East of the temple is the echo portico, with a Doric colonnade leading towards the stadium. Its remarkable acoustics meant that a sound uttered within was repeated seven times. Just east of the portico are the remains of a lavish villa used by Emperor Nero during his participation in the Games in 67 AD; it replaced the original Sanctuary of Hestia.
The stadium lies to the east of the Altis and is entered through a stone archway. It's rectangular, unlike today's stadiums, and the stone start and finish lines of the 120m sprint track and the judges’ seats still survive. The stadium could seat at least 45,000 spectators. Slaves and women spectators, however, had to be content to watch from outside on the Hill of Kronos.
To the north of the Temple of Zeus was the pelopion, a small, wooded hillock with an altar to Pelops, the first hero of the Olympic Games. It was surrounded by a wall containing the remains of its Doric portico. Many artefacts now displayed in the museum were found on the hillock.
Further north is the 6th-century Doric Temple of Hera, the site’s most intact structure. Hera was worshipped along with Rea until the two were superseded by Zeus. The Hermes statue was found here.
To the east of this temple is the nymphaeum (AD 156–60), erected by the wealthy Roman banker Herodes Atticus. Typical of buildings financed by Roman benefactors, it was grandiose, consisting of a semicircular building with Doric columns flanked at each side by a circular temple. The building contained statues of Herodes Atticus and his family, though Zeus took centre stage. Despite its elaborate appearance, the nymphaeum had a practical purpose; it was a fountain house supplying Olympia with fresh spring water.
Just in front of the nymphaeum is the spot where the altar of Hestia would have maintained a continuous fire during the Games, symbolising the fire stolen from the gods by Prometheus; fires were also lit in the temples of Zeus and Hera. Today, the Olympic Flame is lit where the Temple of Hestia once stood.
Beyond the nymphaeum and up a flight of stone steps, a row of 12 treasuries stretched to the stadium, each erected by a city-state for use as a storehouse for offerings to the gods; these were mainly used to advertise the city-state's prestige and wealth.
At the bottom of these steps are the scant remains of the 5th-century-BC metroön, a temple dedicated to Rea, the mother of the gods. Apparently the ancients worshipped Rea in this temple with orgies.

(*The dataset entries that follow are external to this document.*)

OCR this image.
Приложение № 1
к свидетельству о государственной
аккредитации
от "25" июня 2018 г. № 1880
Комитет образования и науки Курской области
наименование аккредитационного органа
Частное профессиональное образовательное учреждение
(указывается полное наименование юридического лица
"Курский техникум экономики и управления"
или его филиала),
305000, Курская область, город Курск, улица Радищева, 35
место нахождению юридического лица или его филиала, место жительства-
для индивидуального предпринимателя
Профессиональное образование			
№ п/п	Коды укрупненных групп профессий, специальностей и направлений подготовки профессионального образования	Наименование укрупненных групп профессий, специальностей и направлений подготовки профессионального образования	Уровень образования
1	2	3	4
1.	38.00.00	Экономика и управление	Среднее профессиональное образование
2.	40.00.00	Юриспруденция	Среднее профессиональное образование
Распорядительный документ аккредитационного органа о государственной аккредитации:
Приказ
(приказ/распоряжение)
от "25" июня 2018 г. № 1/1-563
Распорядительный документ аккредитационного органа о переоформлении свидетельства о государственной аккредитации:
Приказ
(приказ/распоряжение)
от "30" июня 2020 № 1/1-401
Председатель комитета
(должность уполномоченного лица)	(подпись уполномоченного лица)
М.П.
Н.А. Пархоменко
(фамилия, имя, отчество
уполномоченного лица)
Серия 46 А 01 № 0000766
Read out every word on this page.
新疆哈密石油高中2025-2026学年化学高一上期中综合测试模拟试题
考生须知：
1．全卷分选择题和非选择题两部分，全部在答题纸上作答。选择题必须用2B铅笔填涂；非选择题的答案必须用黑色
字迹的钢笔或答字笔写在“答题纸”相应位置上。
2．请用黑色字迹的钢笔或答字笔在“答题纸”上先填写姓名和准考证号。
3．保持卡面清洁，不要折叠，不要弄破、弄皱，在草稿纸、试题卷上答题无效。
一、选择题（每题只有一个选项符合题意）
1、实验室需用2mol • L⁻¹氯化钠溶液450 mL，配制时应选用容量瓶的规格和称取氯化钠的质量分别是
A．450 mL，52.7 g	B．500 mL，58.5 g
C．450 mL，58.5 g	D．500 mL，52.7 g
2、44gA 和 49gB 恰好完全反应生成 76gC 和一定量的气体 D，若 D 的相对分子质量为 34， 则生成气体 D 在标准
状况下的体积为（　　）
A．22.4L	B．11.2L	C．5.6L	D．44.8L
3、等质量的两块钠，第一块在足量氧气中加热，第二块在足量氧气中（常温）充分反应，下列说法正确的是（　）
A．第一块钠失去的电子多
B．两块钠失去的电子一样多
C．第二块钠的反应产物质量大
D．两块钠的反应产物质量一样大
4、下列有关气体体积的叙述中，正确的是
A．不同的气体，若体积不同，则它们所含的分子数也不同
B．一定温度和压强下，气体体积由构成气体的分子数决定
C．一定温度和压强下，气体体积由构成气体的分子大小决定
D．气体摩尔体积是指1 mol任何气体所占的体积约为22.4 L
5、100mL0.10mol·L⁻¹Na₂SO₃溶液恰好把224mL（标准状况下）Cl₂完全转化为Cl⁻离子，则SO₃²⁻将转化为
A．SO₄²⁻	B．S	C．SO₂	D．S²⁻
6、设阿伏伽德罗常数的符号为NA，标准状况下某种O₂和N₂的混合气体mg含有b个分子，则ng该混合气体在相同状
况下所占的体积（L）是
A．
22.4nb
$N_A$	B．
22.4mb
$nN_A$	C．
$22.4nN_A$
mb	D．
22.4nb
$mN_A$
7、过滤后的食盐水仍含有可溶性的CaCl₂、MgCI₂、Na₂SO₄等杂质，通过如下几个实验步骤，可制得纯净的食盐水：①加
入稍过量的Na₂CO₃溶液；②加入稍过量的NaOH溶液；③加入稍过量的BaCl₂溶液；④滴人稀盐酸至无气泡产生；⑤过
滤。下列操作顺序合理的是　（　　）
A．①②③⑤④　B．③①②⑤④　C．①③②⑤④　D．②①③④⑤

The foundations of the philippeion, west of the Temple of Hera, are the remains of a circular construction with Ionic columns built by Philip of Macedon to commemorate the Battle of Chaironeia (338 BC), where he defeated a combined army of Athenians and Thebans. The building contained gold-and-ivory-covered statues of Philip and his family, including his son, Alexander the Great.
North of the philippeion was the prytaneum, the magistrate’s residence. Here, winning athletes were entertained and feasted.